The surroundings are so gorgeous! The entrance to Great Smoky Mountain National Park is just a couple of miles away, and there is a little scenic drive even closer.

In 2008, Annie couldn’t make it, and David and I took a workshop in bead-making. Hot glass and torches. These are some of the beads he made.

Because they needed to cool overnight in the kiln when we left, the instructor shipped them to us. Sadly, they never made it here. I wish so much I had some of his Arrowmont beads! Aren’t they beautiful?
David had taught himself some lampworking before we went, and fortunately Annie and I do have some of the beads he made at home. She made me a pendant with one of those beads (but of course I can’t find the photo right now!)
I made some beads, too. So what did I do when I brought mine home? Added fabric, of course! I made a quilt. This is “Monochrome.”
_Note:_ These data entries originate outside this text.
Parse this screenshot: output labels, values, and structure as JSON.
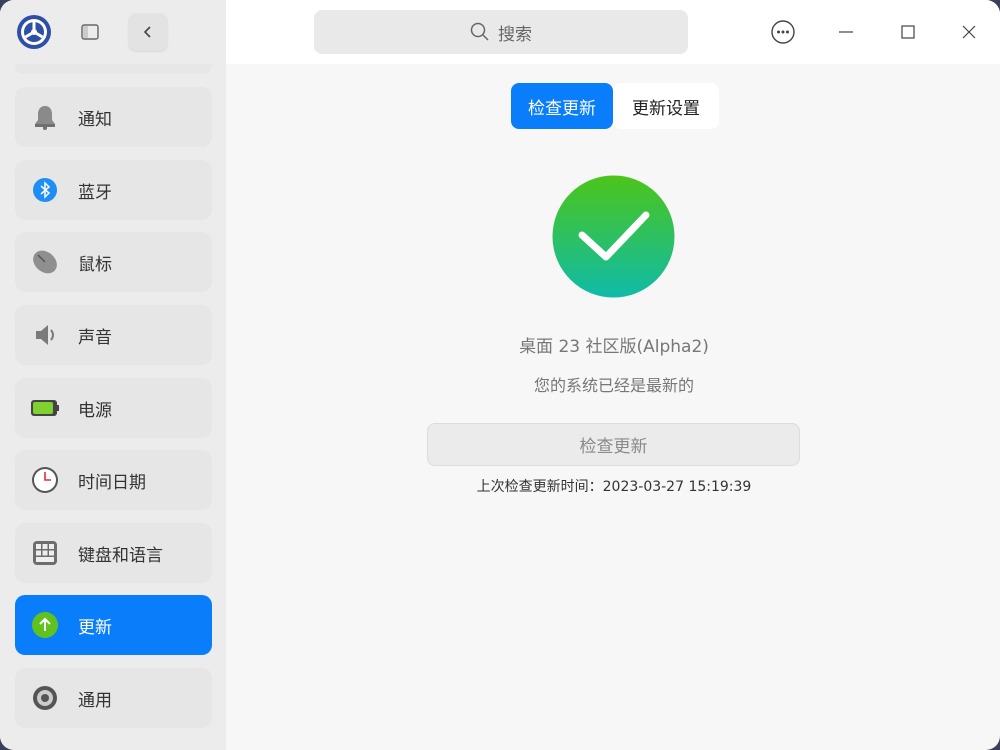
{
  "search": {
    "placeholder": "搜索"
  },
  "sidebar": {
    "items": [
      {
        "label": "通知",
        "icon": "bell-icon"
      },
      {
        "label": "蓝牙",
        "icon": "bluetooth-icon"
      },
      {
        "label": "鼠标",
        "icon": "mouse-icon"
      },
      {
        "label": "声音",
        "icon": "speaker-icon"
      },
      {
        "label": "电源",
        "icon": "battery-icon"
      },
      {
        "label": "时间日期",
        "icon": "clock-icon"
      },
      {
        "label": "键盘和语言",
        "icon": "keyboard-icon"
      },
      {
        "label": "更新",
        "icon": "update-arrow-icon",
        "active": true
      },
      {
        "label": "通用",
        "icon": "gear-icon"
      }
    ]
  },
  "tabs": [
    {
      "label": "检查更新",
      "active": true
    },
    {
      "label": "更新设置",
      "active": false
    }
  ],
  "main": {
    "version": "桌面 23 社区版(Alpha2)",
    "status": "您的系统已经是最新的",
    "check_button": "检查更新",
    "last_check": "上次检查更新时间：2023-03-27 15:19:39"
  },
  "colors": {
    "accent": "#0a7dfa",
    "success_start": "#4cc51a",
    "success_end": "#0fbba8"
  }
}
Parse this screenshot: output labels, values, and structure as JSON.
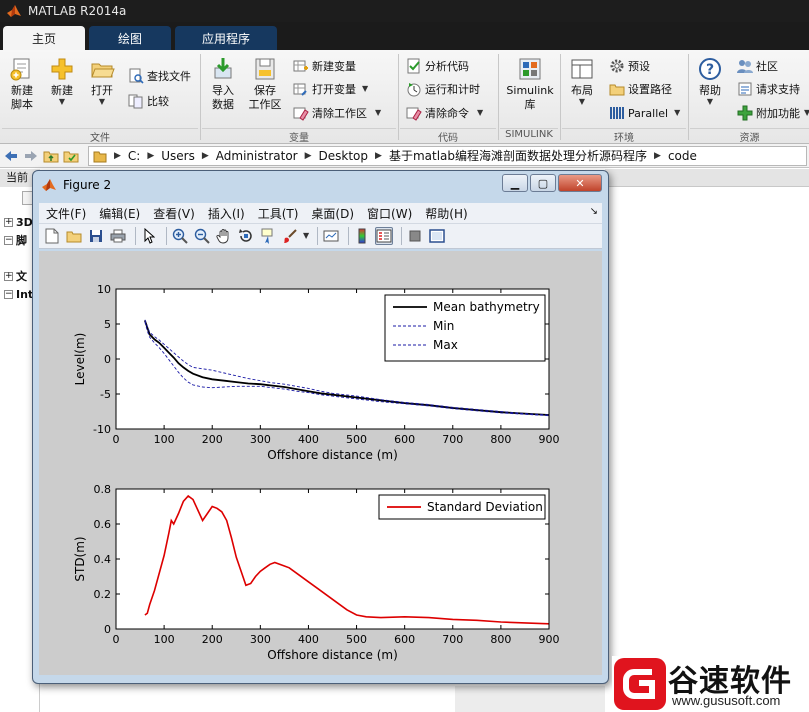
{
  "app": {
    "title": "MATLAB R2014a"
  },
  "ribbon_tabs": [
    {
      "label": "主页",
      "active": true
    },
    {
      "label": "绘图",
      "active": false
    },
    {
      "label": "应用程序",
      "active": false
    }
  ],
  "ribbon": {
    "file_group": {
      "label": "文件",
      "new_script": "新建\n脚本",
      "new": "新建",
      "open": "打开",
      "find_files": "查找文件",
      "compare": "比较"
    },
    "variable_group": {
      "label": "变量",
      "import_data": "导入\n数据",
      "save_workspace": "保存\n工作区",
      "new_variable": "新建变量",
      "open_variable": "打开变量",
      "clear_workspace": "清除工作区"
    },
    "code_group": {
      "label": "代码",
      "analyze_code": "分析代码",
      "run_and_time": "运行和计时",
      "clear_commands": "清除命令"
    },
    "simulink_group": {
      "label": "SIMULINK",
      "simulink_library": "Simulink\n库"
    },
    "environment_group": {
      "label": "环境",
      "layout": "布局",
      "preferences": "预设",
      "set_path": "设置路径",
      "parallel": "Parallel"
    },
    "resources_group": {
      "label": "资源",
      "help": "帮助",
      "community": "社区",
      "request_support": "请求支持",
      "add_ons": "附加功能"
    }
  },
  "address_bar": {
    "path": [
      "C:",
      "Users",
      "Administrator",
      "Desktop",
      "基于matlab编程海滩剖面数据处理分析源码程序",
      "code"
    ]
  },
  "left_panel": {
    "header": "当前",
    "items": [
      {
        "sign": "+",
        "text": "3D"
      },
      {
        "sign": "−",
        "text": "脚"
      },
      {
        "sign": "+",
        "text": "文"
      },
      {
        "sign": "−",
        "text": "Int"
      }
    ]
  },
  "figure": {
    "title": "Figure 2",
    "menu": [
      "文件(F)",
      "编辑(E)",
      "查看(V)",
      "插入(I)",
      "工具(T)",
      "桌面(D)",
      "窗口(W)",
      "帮助(H)"
    ],
    "toolbar_icons": [
      "new-figure-icon",
      "open-file-icon",
      "save-icon",
      "print-icon",
      "pointer-icon",
      "zoom-in-icon",
      "zoom-out-icon",
      "pan-icon",
      "rotate-icon",
      "data-cursor-icon",
      "brush-icon",
      "link-plot-icon",
      "colorbar-icon",
      "legend-icon",
      "hide-plot-tools-icon",
      "show-plot-tools-icon"
    ]
  },
  "chart_data": [
    {
      "type": "line",
      "xlabel": "Offshore distance (m)",
      "ylabel": "Level(m)",
      "xlim": [
        0,
        900
      ],
      "ylim": [
        -10,
        10
      ],
      "xticks": [
        0,
        100,
        200,
        300,
        400,
        500,
        600,
        700,
        800,
        900
      ],
      "yticks": [
        -10,
        -5,
        0,
        5,
        10
      ],
      "grid": false,
      "legend_position": "top-right",
      "series": [
        {
          "name": "Mean bathymetry",
          "color": "#000000",
          "style": "solid",
          "x": [
            60,
            65,
            70,
            80,
            90,
            100,
            110,
            120,
            130,
            140,
            150,
            160,
            180,
            200,
            225,
            250,
            275,
            300,
            325,
            350,
            375,
            400,
            425,
            450,
            475,
            500,
            550,
            600,
            650,
            700,
            750,
            800,
            850,
            900
          ],
          "y": [
            5.5,
            4.5,
            3.5,
            2.8,
            2.3,
            1.6,
            0.9,
            0.2,
            -0.6,
            -1.2,
            -1.7,
            -2.1,
            -2.6,
            -2.9,
            -3.1,
            -3.3,
            -3.5,
            -3.6,
            -3.8,
            -4.0,
            -4.3,
            -4.6,
            -4.9,
            -5.1,
            -5.3,
            -5.5,
            -5.9,
            -6.3,
            -6.6,
            -7.0,
            -7.3,
            -7.6,
            -7.8,
            -8.0
          ]
        },
        {
          "name": "Min",
          "color": "#1a1aa6",
          "style": "dashed",
          "x": [
            60,
            65,
            70,
            80,
            90,
            100,
            110,
            120,
            130,
            140,
            150,
            160,
            180,
            200,
            225,
            250,
            275,
            300,
            325,
            350,
            375,
            400,
            425,
            450,
            475,
            500,
            550,
            600,
            650,
            700,
            750,
            800,
            850,
            900
          ],
          "y": [
            5.3,
            4.0,
            3.1,
            2.3,
            1.6,
            0.8,
            -0.1,
            -1.0,
            -1.9,
            -2.7,
            -3.3,
            -3.7,
            -4.0,
            -4.1,
            -4.0,
            -3.9,
            -3.9,
            -3.9,
            -4.1,
            -4.3,
            -4.6,
            -4.8,
            -5.1,
            -5.3,
            -5.5,
            -5.7,
            -6.1,
            -6.4,
            -6.7,
            -7.1,
            -7.4,
            -7.7,
            -7.9,
            -8.1
          ]
        },
        {
          "name": "Max",
          "color": "#1a1aa6",
          "style": "dashed",
          "x": [
            60,
            65,
            70,
            80,
            90,
            100,
            110,
            120,
            130,
            140,
            150,
            160,
            180,
            200,
            225,
            250,
            275,
            300,
            325,
            350,
            375,
            400,
            425,
            450,
            475,
            500,
            550,
            600,
            650,
            700,
            750,
            800,
            850,
            900
          ],
          "y": [
            5.6,
            4.7,
            3.8,
            3.2,
            2.7,
            2.1,
            1.5,
            0.9,
            0.3,
            -0.3,
            -0.8,
            -1.2,
            -1.4,
            -1.6,
            -2.0,
            -2.4,
            -2.8,
            -3.1,
            -3.4,
            -3.6,
            -3.9,
            -4.2,
            -4.6,
            -4.9,
            -5.1,
            -5.3,
            -5.8,
            -6.2,
            -6.5,
            -6.9,
            -7.2,
            -7.5,
            -7.8,
            -8.0
          ]
        }
      ]
    },
    {
      "type": "line",
      "xlabel": "Offshore distance (m)",
      "ylabel": "STD(m)",
      "xlim": [
        0,
        900
      ],
      "ylim": [
        0,
        0.8
      ],
      "xticks": [
        0,
        100,
        200,
        300,
        400,
        500,
        600,
        700,
        800,
        900
      ],
      "yticks": [
        0,
        0.2,
        0.4,
        0.6,
        0.8
      ],
      "grid": false,
      "legend_position": "top-right",
      "series": [
        {
          "name": "Standard Deviation",
          "color": "#dd0000",
          "style": "solid",
          "x": [
            60,
            65,
            70,
            80,
            90,
            100,
            110,
            115,
            120,
            130,
            140,
            150,
            160,
            170,
            180,
            190,
            200,
            210,
            220,
            230,
            240,
            250,
            260,
            270,
            280,
            290,
            300,
            310,
            320,
            330,
            340,
            350,
            360,
            380,
            400,
            420,
            440,
            460,
            480,
            500,
            520,
            550,
            600,
            650,
            700,
            750,
            800,
            850,
            900
          ],
          "y": [
            0.08,
            0.09,
            0.14,
            0.22,
            0.32,
            0.42,
            0.55,
            0.62,
            0.6,
            0.66,
            0.73,
            0.76,
            0.74,
            0.68,
            0.62,
            0.66,
            0.7,
            0.69,
            0.67,
            0.62,
            0.52,
            0.41,
            0.33,
            0.25,
            0.26,
            0.3,
            0.33,
            0.35,
            0.37,
            0.38,
            0.37,
            0.36,
            0.35,
            0.31,
            0.27,
            0.23,
            0.19,
            0.15,
            0.11,
            0.08,
            0.07,
            0.065,
            0.07,
            0.065,
            0.055,
            0.05,
            0.04,
            0.035,
            0.03
          ]
        }
      ]
    }
  ],
  "watermark": {
    "name": "谷速软件",
    "url": "www.gususoft.com"
  }
}
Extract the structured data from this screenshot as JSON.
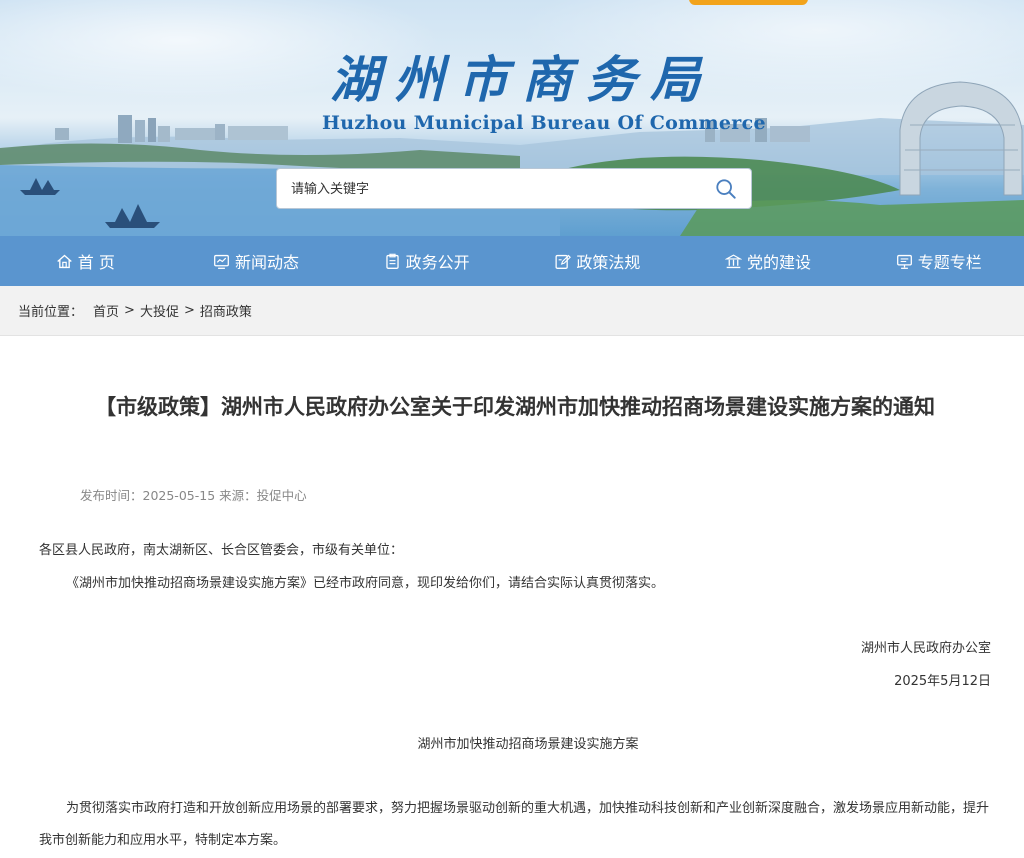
{
  "header": {
    "site_title": "湖州市商务局",
    "site_subtitle": "Huzhou Municipal Bureau Of Commerce",
    "search_placeholder": "请输入关键字"
  },
  "nav": {
    "items": [
      {
        "label": "首 页",
        "icon": "home-icon"
      },
      {
        "label": "新闻动态",
        "icon": "chart-icon"
      },
      {
        "label": "政务公开",
        "icon": "clipboard-icon"
      },
      {
        "label": "政策法规",
        "icon": "edit-icon"
      },
      {
        "label": "党的建设",
        "icon": "building-icon"
      },
      {
        "label": "专题专栏",
        "icon": "monitor-icon"
      }
    ]
  },
  "breadcrumb": {
    "label": "当前位置：",
    "items": [
      "首页",
      "大投促",
      "招商政策"
    ],
    "separator": ">"
  },
  "article": {
    "title": "【市级政策】湖州市人民政府办公室关于印发湖州市加快推动招商场景建设实施方案的通知",
    "meta": "发布时间：2025-05-15 来源：投促中心",
    "greeting": "各区县人民政府，南太湖新区、长合区管委会，市级有关单位：",
    "body1": "《湖州市加快推动招商场景建设实施方案》已经市政府同意，现印发给你们，请结合实际认真贯彻落实。",
    "signature": "湖州市人民政府办公室",
    "date": "2025年5月12日",
    "subtitle": "湖州市加快推动招商场景建设实施方案",
    "body2_line1": "为贯彻落实市政府打造和开放创新应用场景的部署要求，努力把握场景驱动创新的重大机遇，加快推动科技创新和产业创新深度融合，激发场景应用新动能，提升",
    "body2_line2": "我市创新能力和应用水平，特制定本方案。"
  }
}
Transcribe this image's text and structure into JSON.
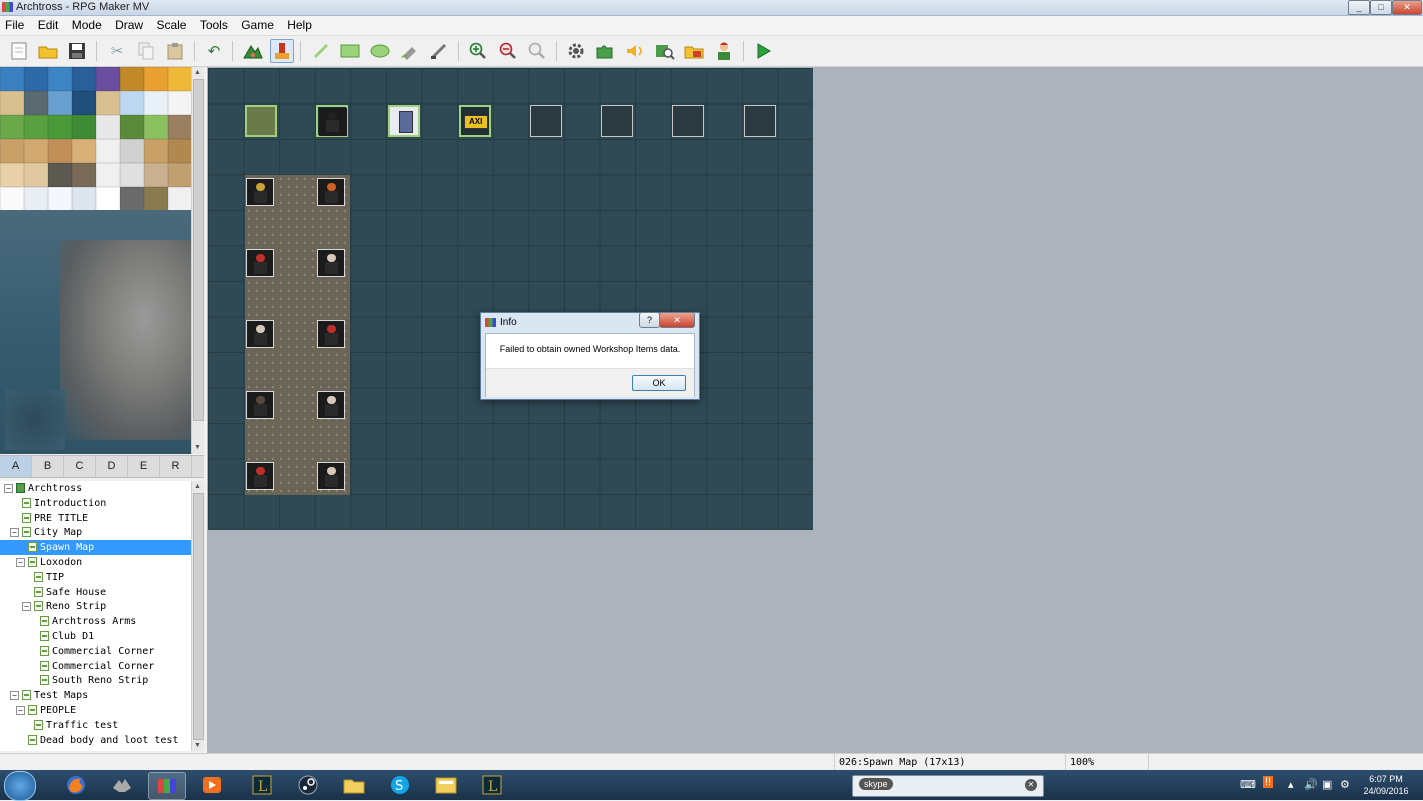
{
  "window": {
    "title": "Archtross - RPG Maker MV",
    "controls": [
      "_",
      "□",
      "✕"
    ]
  },
  "menu": [
    "File",
    "Edit",
    "Mode",
    "Draw",
    "Scale",
    "Tools",
    "Game",
    "Help"
  ],
  "toolbar": {
    "icons": [
      "new-project-icon",
      "open-project-icon",
      "save-icon",
      "cut-icon",
      "copy-icon",
      "paste-icon",
      "undo-icon",
      "map-mode-icon",
      "event-mode-icon",
      "pencil-icon",
      "rectangle-icon",
      "ellipse-icon",
      "fill-icon",
      "shadow-pen-icon",
      "zoom-in-icon",
      "zoom-out-icon",
      "actual-size-icon",
      "database-icon",
      "plugin-manager-icon",
      "sound-test-icon",
      "event-searcher-icon",
      "resource-manager-icon",
      "character-generator-icon",
      "playtest-icon"
    ],
    "active": "event-mode-icon"
  },
  "tileset_tabs": [
    "A",
    "B",
    "C",
    "D",
    "E",
    "R"
  ],
  "active_tab": "A",
  "map_tree": [
    {
      "label": "Archtross",
      "depth": 0,
      "expander": "⊟",
      "project": true
    },
    {
      "label": "Introduction",
      "depth": 1
    },
    {
      "label": "PRE TITLE",
      "depth": 1
    },
    {
      "label": "City Map",
      "depth": 1,
      "expander": "⊟"
    },
    {
      "label": "Spawn Map",
      "depth": 2,
      "selected": true
    },
    {
      "label": "Loxodon",
      "depth": 2,
      "expander": "⊟"
    },
    {
      "label": "TIP",
      "depth": 3
    },
    {
      "label": "Safe House",
      "depth": 3
    },
    {
      "label": "Reno Strip",
      "depth": 3,
      "expander": "⊟"
    },
    {
      "label": "Archtross Arms",
      "depth": 4
    },
    {
      "label": "Club D1",
      "depth": 4
    },
    {
      "label": "Commercial Corner",
      "depth": 4
    },
    {
      "label": "Commercial Corner",
      "depth": 4
    },
    {
      "label": "South Reno Strip",
      "depth": 4
    },
    {
      "label": "Test Maps",
      "depth": 1,
      "expander": "⊟"
    },
    {
      "label": "PEOPLE",
      "depth": 2,
      "expander": "⊟"
    },
    {
      "label": "Traffic test",
      "depth": 3
    },
    {
      "label": "Dead body and loot test",
      "depth": 2
    }
  ],
  "map": {
    "slot_labels": [
      "",
      "",
      "",
      "AXI",
      "",
      "",
      "",
      ""
    ],
    "head_colors_left": [
      "#c9a13a",
      "#c0302a",
      "#d8c8b8",
      "#5a4a3a",
      "#c0302a"
    ],
    "head_colors_right": [
      "#d06020",
      "#d8c8b8",
      "#c0302a",
      "#d8c8b8",
      "#d8c8b8"
    ]
  },
  "dialog": {
    "title": "Info",
    "message": "Failed to obtain owned Workshop Items data.",
    "ok": "OK",
    "help": "?",
    "close": "✕"
  },
  "status": {
    "map": "026:Spawn Map (17x13)",
    "zoom": "100%"
  },
  "taskbar": {
    "apps": [
      "firefox-icon",
      "wolf-app-icon",
      "rpg-maker-icon",
      "media-player-icon",
      "league-icon",
      "steam-icon",
      "folder-icon",
      "skype-icon",
      "file-manager-icon",
      "league-client-icon"
    ],
    "active": "rpg-maker-icon",
    "skype_label": "skype",
    "clock_time": "6:07 PM",
    "clock_date": "24/09/2016"
  }
}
It is 45.5″ x 60″ and was made in 2009. It is truly a mixed techniques quilt! It includes English hand smocking (because I needed some hand work to do while my husband was in the hospital for a week), fabric manipulation (inspired from a costume in the stage production of “Phantom of the Opera”), foundation piecing, machine applique, digitized embroidered motifs and free-standing lace. And glass beads above the tassels! It includes cottons, necktie silk, machine embroidery, monofilament, and silk threads, perle cotton, seed beads, glass, purchased tassels, and cotton batting. Embroidery designs were from EmbroideryOnline, Zundt Designs, and Martha Pullen/Zundt.
“Monochrome” won 2nd place in the Computer-Aided Machine Embroidery category at the 2010 Houston Internation Quilt Festival, and an Honorable Mention at the 2010 AQS show in Paducah.
Here’s a close-up…

And the beads (click on these images to see them better)…

Now, it’s been seven years since I’ve been there. Annie and I will be learning about wood-turning. She’s done some, but I never have. If previous years are any indication, it will be a fun, memorable, relaxing, and creativity-inspiring week!